Too Much Cotton, Too Little Demand

June 14, 2012

The cotton market perspective includes abundant supply, sluggish demand and weak prices.  December ’12 futures have dropped steadily from around 97 cents per pound in early February 2012 to the 65-70 cent range in mid-June.

The lower price trend is a typical price pattern for an expected 2012/13 world crop that exceeds demand for a second year in a row.  World production exceeded mill use by 17 million bales in 2011/12 and is projected to be 6 million more than use for the 2012/13 season.  As a result, 2012/13 world carryover stocks are a record 75 million bales with a stocks-to-use (s/u) of 68 percent.  A 40 percent s/u is adequate.  The s/u was 63 percent in 2011/12 and 43 percent in 2010/11.

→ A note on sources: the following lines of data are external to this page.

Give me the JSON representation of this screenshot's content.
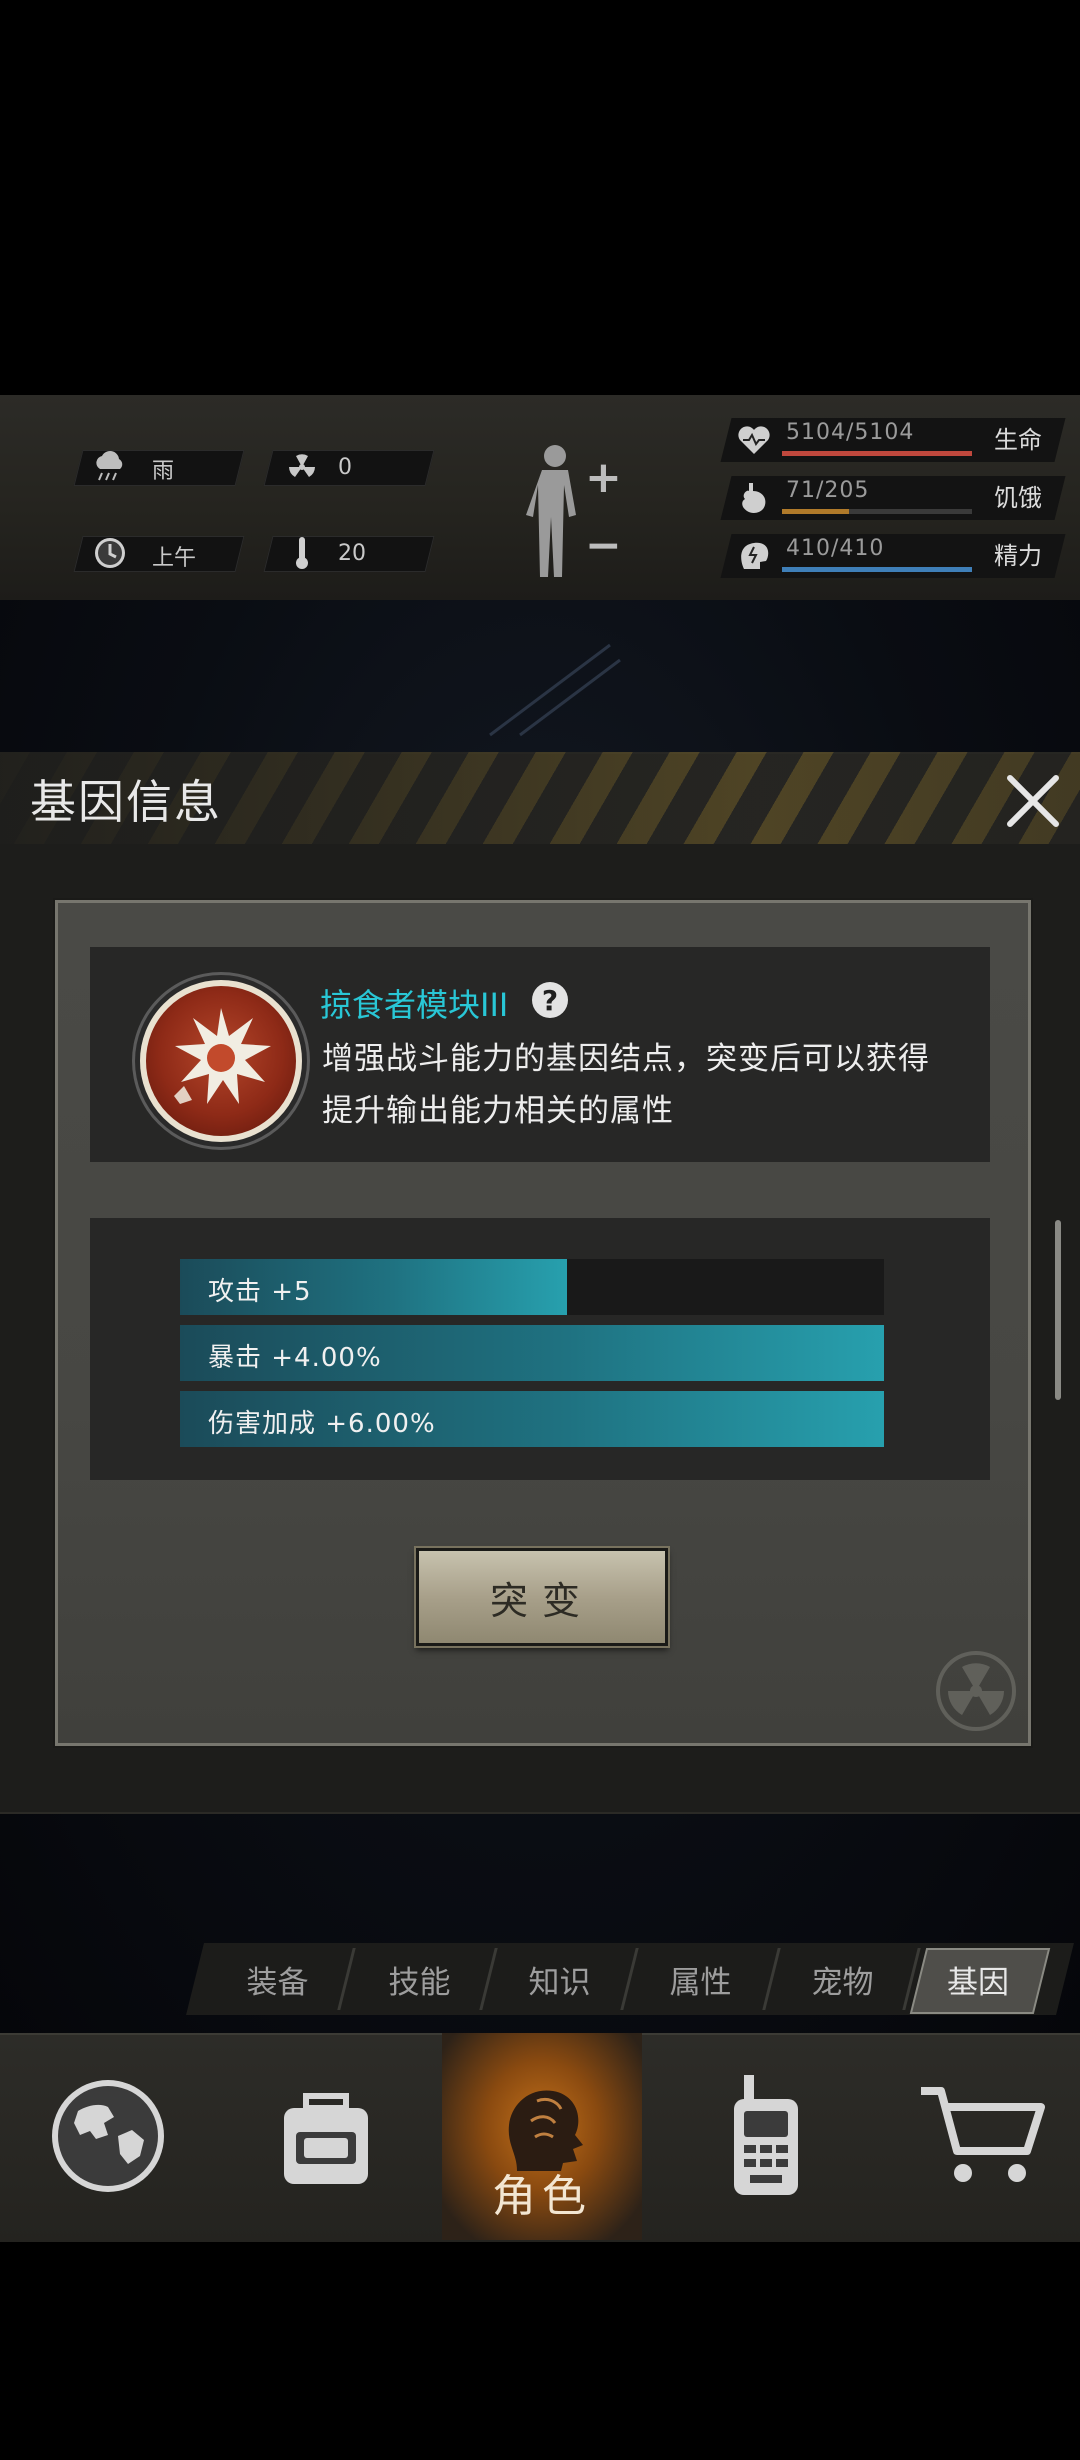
{
  "status": {
    "weather": {
      "icon": "rain-cloud-icon",
      "label": "雨"
    },
    "radiation": {
      "icon": "radiation-icon",
      "value": "0"
    },
    "time": {
      "icon": "clock-icon",
      "label": "上午"
    },
    "temperature": {
      "icon": "thermometer-icon",
      "value": "20"
    },
    "body": {
      "icon": "body-silhouette-icon",
      "plus": "+",
      "minus": "−"
    },
    "bars": [
      {
        "name": "health",
        "icon": "heart-icon",
        "value_text": "5104/5104",
        "label": "生命",
        "fraction": 1.0,
        "color": "#c0483d"
      },
      {
        "name": "hunger",
        "icon": "stomach-icon",
        "value_text": "71/205",
        "label": "饥饿",
        "fraction": 0.35,
        "color": "#b07a2a"
      },
      {
        "name": "energy",
        "icon": "brain-icon",
        "value_text": "410/410",
        "label": "精力",
        "fraction": 1.0,
        "color": "#3f7fb8"
      }
    ]
  },
  "dialog": {
    "title": "基因信息",
    "close_icon": "close-icon",
    "gene": {
      "icon": "gene-burst-icon",
      "name": "掠食者模块III",
      "help_icon": "help-icon",
      "help_glyph": "?",
      "description_line1": "增强战斗能力的基因结点，突变后可以获得",
      "description_line2": "提升输出能力相关的属性"
    },
    "stats": [
      {
        "label": "攻击 +5",
        "fraction": 0.55
      },
      {
        "label": "暴击 +4.00%",
        "fraction": 1.0
      },
      {
        "label": "伤害加成 +6.00%",
        "fraction": 1.0
      }
    ],
    "mutate_button": "突变"
  },
  "tabs": [
    {
      "label": "装备",
      "active": false
    },
    {
      "label": "技能",
      "active": false
    },
    {
      "label": "知识",
      "active": false
    },
    {
      "label": "属性",
      "active": false
    },
    {
      "label": "宠物",
      "active": false
    },
    {
      "label": "基因",
      "active": true
    }
  ],
  "nav": [
    {
      "name": "world",
      "icon": "globe-icon"
    },
    {
      "name": "backpack",
      "icon": "backpack-icon"
    },
    {
      "name": "role",
      "icon": "head-profile-icon",
      "label": "角色",
      "active": true
    },
    {
      "name": "radio",
      "icon": "walkie-talkie-icon"
    },
    {
      "name": "shop",
      "icon": "shopping-cart-icon"
    }
  ],
  "colors": {
    "accent_cyan": "#29c7d6",
    "stat_fill": "#1f7281",
    "active_nav": "#c2701a"
  }
}
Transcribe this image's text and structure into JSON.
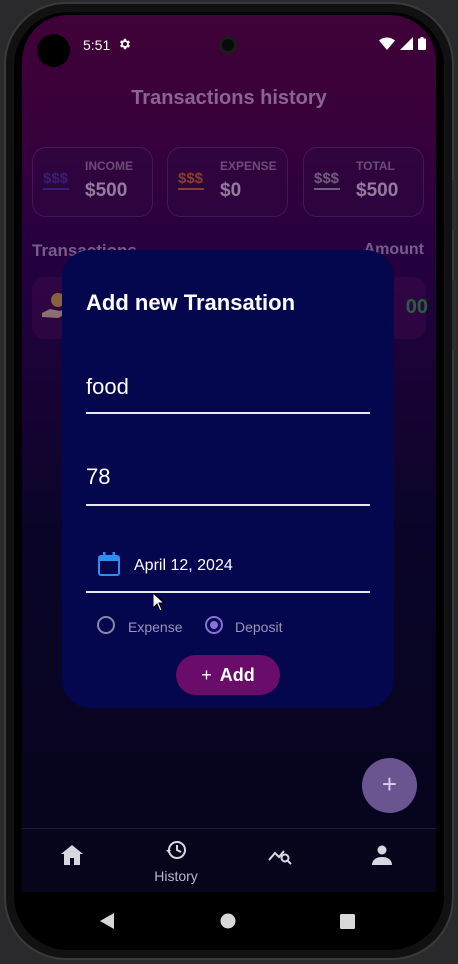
{
  "status_bar": {
    "time": "5:51"
  },
  "app": {
    "title": "Transactions history"
  },
  "summary": [
    {
      "label": "INCOME",
      "value": "$500",
      "icon_color": "#3a3aa8"
    },
    {
      "label": "EXPENSE",
      "value": "$0",
      "icon_color": "#d07020"
    },
    {
      "label": "TOTAL",
      "value": "$500",
      "icon_color": "#a8a8b0"
    }
  ],
  "summary_icon_text": "$$$",
  "transactions": {
    "header_left": "Transactions",
    "header_right": "Amount",
    "amount_visible": "00"
  },
  "dialog": {
    "title": "Add new Transation",
    "name_value": "food",
    "amount_value": "78",
    "date_value": "April 12, 2024",
    "radio_expense": "Expense",
    "radio_deposit": "Deposit",
    "selected": "Deposit",
    "add_label": "Add",
    "add_icon": "+"
  },
  "fab_icon": "+",
  "bottom_nav": {
    "history_label": "History"
  },
  "colors": {
    "accent": "#6a0c6a",
    "dialog_bg": "#04064e",
    "amount_green": "#2fae3c",
    "date_icon": "#2f8ff0"
  }
}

The projected price range by USDA for the 2012/13 season, received by producers, was lowered by 5 cents from the month before to 60-80 cents.  The 20-cent range indicates great price uncertainty because of potential shifts in crop size and weak demand.

As of mid-June, the U.S. crop condition is about average.  The Southeast and Mid-South regions have good moisture.  But, in Texas, although rainfall is better than last year, the subsoil moisture is limited.  At least 25 percent abandonment of planted acreage is likely in Texas.  Timely rainfall is necessary for an average crop.

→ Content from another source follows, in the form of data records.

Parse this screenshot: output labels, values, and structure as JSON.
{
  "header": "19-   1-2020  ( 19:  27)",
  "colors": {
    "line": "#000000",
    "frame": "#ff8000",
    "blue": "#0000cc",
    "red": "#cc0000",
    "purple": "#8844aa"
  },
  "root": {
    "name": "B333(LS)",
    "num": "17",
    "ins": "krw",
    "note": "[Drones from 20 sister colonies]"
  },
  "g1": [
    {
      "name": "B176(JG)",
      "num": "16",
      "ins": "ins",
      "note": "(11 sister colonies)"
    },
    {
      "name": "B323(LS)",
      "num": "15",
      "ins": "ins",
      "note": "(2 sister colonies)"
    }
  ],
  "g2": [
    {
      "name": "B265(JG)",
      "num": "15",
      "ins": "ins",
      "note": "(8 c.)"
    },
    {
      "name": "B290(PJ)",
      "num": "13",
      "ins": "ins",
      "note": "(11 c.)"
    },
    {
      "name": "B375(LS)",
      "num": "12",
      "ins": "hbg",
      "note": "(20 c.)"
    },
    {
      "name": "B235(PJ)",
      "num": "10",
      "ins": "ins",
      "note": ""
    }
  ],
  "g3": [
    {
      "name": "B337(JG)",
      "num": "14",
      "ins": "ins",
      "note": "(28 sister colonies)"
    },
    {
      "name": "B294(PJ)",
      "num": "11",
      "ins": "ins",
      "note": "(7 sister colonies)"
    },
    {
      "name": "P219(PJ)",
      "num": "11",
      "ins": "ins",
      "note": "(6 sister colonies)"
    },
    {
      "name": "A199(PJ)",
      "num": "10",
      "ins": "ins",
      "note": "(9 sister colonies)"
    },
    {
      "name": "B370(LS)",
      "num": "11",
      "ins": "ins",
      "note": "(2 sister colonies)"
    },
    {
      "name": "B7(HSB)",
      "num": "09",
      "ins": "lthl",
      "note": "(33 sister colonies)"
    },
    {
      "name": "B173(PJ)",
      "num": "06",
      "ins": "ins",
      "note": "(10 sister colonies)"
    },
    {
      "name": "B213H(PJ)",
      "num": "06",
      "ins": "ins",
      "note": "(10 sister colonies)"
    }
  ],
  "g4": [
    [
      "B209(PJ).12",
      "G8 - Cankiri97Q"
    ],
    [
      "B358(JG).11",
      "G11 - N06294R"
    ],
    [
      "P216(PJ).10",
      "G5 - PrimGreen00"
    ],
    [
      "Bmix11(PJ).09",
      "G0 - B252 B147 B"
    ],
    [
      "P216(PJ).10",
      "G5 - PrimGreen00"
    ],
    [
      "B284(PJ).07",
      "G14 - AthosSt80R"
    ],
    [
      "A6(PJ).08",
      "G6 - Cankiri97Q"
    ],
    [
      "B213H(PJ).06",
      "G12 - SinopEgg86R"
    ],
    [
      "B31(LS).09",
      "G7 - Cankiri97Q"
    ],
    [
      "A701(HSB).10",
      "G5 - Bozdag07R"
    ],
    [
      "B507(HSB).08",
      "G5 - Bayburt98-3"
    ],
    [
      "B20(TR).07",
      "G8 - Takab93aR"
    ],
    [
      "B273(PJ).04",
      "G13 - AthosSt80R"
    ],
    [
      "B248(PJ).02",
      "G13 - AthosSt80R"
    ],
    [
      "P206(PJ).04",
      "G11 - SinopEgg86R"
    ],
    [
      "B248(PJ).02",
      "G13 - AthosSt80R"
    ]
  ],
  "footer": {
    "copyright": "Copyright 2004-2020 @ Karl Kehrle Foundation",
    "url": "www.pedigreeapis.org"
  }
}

World cotton consumption has decreased rapidly since a record 124 million bales were used in 2006/07.  Meanwhile, production has surged following the run-up of cotton price above $1.00 per pound that started in September 2010.  The higher price reduced demand substantially and encouraged more world production.

Because of relatively high prices for corn and soybeans this spring compared to cotton, U.S. cotton acreage may fall short of the 13.16 million intended last March.  Assuming 12.75 million planted acres and 15 percent abandonment, a U.S. crop size around 18 million bales could be expected.  However, China may not be an aggressive export buyer, and U.S. carryover stocks could increase several million bales more than the 4.9 million projected.

Given the indirect forces of economic conditions and strength of the dollar that affect the cotton market, erratic price movements are expected.  Price can change direction without notice.  Be careful in using futures contracts that expose you to excessive margin calls.  When feasible, use options that do require a premium but are not subject to margin calls.  An 85-cent December ’12 put strike price placed in early 2012 as a floor for about 5 cents per pound premium offered around 10 cents profit when December dropped to 70 cents or less.  When December ’12 price moves below 70 cents, you have few pricing opportunities other than the Commodity Credit Corporation loan program.